Physical characteristics
- Source: Cascade Range
- • location: near Dead Mountain, Willamette National Forest
- • coordinates: 43°47′43″N 122°22′02″W﻿ / ﻿43.79528°N 122.36722°W
- • elevation: 2,972 ft (906 m)
- Mouth: Salmon Creek (Oregon)
- • location: east of Oakridge
- • coordinates: 43°46′41″N 122°21′36″W﻿ / ﻿43.77806°N 122.36000°W
- • elevation: 1,611 ft (491 m)

= Shitepoke Creek =

Shitepoke Creek is a short tributary of Salmon Creek, which is a tributary of the Middle Fork Willamette River in Lane County, Oregon, in the United States. Arising between Dead Mountain and Eagle Butte in the Cascade Range, it flows south into the creek about 7 mi east of Oakridge. Its entire course lies within the Willamette National Forest.

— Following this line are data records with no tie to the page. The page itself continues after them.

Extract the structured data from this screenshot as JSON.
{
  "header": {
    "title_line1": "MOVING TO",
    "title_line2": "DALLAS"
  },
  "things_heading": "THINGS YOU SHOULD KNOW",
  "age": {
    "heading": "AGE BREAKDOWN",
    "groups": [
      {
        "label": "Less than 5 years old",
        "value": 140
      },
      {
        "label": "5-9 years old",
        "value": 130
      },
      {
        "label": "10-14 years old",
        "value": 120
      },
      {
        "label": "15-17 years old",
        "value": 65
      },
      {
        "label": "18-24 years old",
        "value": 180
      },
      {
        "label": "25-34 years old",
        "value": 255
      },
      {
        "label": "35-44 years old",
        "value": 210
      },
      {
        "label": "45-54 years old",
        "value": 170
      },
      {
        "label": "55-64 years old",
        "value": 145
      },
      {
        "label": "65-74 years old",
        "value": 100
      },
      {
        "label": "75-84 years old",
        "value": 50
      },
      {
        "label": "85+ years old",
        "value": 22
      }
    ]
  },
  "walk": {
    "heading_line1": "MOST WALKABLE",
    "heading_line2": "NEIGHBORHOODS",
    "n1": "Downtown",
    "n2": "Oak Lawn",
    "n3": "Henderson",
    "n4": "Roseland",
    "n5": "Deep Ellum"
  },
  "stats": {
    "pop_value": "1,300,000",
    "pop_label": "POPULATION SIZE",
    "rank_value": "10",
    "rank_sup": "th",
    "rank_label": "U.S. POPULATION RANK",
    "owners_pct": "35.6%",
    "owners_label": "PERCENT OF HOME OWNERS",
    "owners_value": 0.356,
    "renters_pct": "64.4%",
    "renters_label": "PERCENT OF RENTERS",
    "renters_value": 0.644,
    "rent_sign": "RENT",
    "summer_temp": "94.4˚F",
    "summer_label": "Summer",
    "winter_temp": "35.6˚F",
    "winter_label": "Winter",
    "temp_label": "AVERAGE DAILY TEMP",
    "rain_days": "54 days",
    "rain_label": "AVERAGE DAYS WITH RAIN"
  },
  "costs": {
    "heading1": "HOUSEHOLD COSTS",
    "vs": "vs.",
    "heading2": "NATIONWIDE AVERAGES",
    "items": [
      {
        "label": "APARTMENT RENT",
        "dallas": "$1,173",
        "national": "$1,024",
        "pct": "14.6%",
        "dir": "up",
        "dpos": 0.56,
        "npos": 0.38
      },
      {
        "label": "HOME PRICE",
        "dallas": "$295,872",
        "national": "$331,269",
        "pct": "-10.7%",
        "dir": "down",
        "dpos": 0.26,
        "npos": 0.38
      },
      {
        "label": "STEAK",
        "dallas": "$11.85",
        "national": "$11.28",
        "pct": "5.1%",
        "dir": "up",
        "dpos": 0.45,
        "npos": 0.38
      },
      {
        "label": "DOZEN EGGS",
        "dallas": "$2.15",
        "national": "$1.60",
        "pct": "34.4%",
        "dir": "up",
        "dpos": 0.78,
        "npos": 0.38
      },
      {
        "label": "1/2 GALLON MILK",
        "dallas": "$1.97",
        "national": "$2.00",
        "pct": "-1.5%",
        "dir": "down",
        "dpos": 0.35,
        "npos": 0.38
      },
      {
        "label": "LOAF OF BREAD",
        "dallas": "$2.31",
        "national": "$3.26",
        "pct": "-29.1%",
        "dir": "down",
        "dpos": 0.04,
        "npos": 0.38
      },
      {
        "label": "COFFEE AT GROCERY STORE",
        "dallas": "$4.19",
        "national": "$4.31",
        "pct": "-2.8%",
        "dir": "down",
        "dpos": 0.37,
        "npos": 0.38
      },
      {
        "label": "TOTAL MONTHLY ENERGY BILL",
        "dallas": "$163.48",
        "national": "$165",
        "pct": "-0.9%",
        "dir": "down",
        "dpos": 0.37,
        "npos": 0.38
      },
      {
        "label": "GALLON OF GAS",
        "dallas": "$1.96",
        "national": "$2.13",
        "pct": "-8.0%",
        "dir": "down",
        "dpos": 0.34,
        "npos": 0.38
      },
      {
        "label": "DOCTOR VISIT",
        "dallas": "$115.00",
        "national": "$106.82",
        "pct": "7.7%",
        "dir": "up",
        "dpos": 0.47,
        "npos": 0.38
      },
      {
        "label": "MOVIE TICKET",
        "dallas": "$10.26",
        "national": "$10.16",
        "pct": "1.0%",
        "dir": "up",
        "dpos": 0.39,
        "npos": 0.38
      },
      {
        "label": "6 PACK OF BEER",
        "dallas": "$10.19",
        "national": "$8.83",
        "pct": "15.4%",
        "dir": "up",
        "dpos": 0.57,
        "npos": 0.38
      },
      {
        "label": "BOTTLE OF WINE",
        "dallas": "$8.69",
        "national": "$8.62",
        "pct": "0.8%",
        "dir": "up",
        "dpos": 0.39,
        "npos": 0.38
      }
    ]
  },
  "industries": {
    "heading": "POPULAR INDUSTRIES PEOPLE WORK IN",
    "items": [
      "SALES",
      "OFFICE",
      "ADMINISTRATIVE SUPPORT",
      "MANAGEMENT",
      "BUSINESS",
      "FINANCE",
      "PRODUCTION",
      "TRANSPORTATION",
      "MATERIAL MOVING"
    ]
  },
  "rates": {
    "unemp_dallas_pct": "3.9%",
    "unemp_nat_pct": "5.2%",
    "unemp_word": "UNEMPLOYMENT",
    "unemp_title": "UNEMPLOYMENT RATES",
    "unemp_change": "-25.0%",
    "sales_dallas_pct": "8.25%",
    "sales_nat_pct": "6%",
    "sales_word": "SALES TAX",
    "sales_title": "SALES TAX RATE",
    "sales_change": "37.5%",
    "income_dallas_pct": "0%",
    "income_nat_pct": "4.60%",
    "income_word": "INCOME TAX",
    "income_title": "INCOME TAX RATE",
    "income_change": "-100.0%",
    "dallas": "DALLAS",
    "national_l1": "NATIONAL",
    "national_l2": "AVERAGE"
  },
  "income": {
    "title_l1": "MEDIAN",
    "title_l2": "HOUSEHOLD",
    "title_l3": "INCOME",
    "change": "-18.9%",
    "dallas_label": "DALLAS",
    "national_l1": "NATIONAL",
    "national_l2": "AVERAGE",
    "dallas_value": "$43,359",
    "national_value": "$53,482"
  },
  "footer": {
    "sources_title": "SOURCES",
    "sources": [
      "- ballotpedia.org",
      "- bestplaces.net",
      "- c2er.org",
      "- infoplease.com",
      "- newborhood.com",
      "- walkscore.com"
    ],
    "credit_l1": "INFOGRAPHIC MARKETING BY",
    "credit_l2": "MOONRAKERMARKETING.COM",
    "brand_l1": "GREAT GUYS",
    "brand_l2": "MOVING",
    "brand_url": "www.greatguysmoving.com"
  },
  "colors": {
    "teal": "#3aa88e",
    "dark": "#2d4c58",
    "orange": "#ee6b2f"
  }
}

Shitepoke is said by the author of From Squaw Tit to Whorehouse Meadow: How Maps Name, Claim, and Inflame to refer to a heron's tendency to defecate while flying. Merriam-Webster says that the word, a combination of shite and poke, refers to a heron's tendency to defecate when startled. Noting that the word shite "is not now in decent use", The Compact Edition of the Oxford English Dictionary (OED) of 1971 defines shitepoke as "the small green heron of North America", Butorides virescens. The OED's usage example is: "gulls, shitepokes, cranes".